Arnulf of Milan, or Arnulfus Mediolanensis ( 1018–1077) was a medieval chronicler of events in Northern Italy. He was the great-nephew of Archbishop Arnulf I of Milan.

Arnulf was born in the late 10th or early 11th century. He gives eyewitness account of 1018 in his chronicle. The last event he records took place in 1077.

Arnulf is known for his work in five books, named Liber gestorum recentium, a "book of the deeds of recent times" (written 1072–1077).
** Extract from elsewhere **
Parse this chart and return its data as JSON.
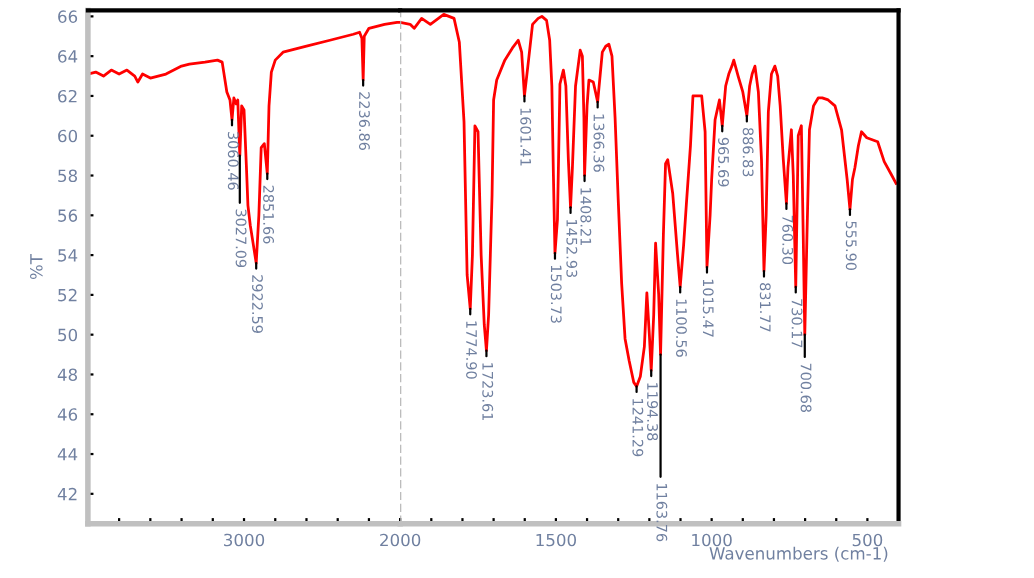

Arnulf describes his labour in the first book as "a simple narrative, offered in everyday speech, of the deeds accomplished by our kings, our bishops, and our fellow citizens from Milan and beyond, as well as our compatriots in the Kingdom of Italy, which I myself have seen or somehow heard from either those who saw them or those slightly later." Unlike most Christian chroniclers of Late Antiquity and the Early Middle Ages, Arnulf did not begin with the Creation ("Nevertheless, leaving aside antiquity, let us begin from recent memory") – the Liber gestorum recentium is a contemporary account of his times, as seen from the archbishopric of Milan.

Arnulf's history begins in 925, with Hugh of Arles ("Hugh of the Burgundians") reigning as King of Italy and exercising his right to appoint an archbishop of Milan. It covers the years of the Gregorian Reforms, the reform movement of the Milanese Patarenes, and the Investiture Controversy. It ends with the kingship granted to Rudolf von Rheinfeld as anti-king of the Germans (1077).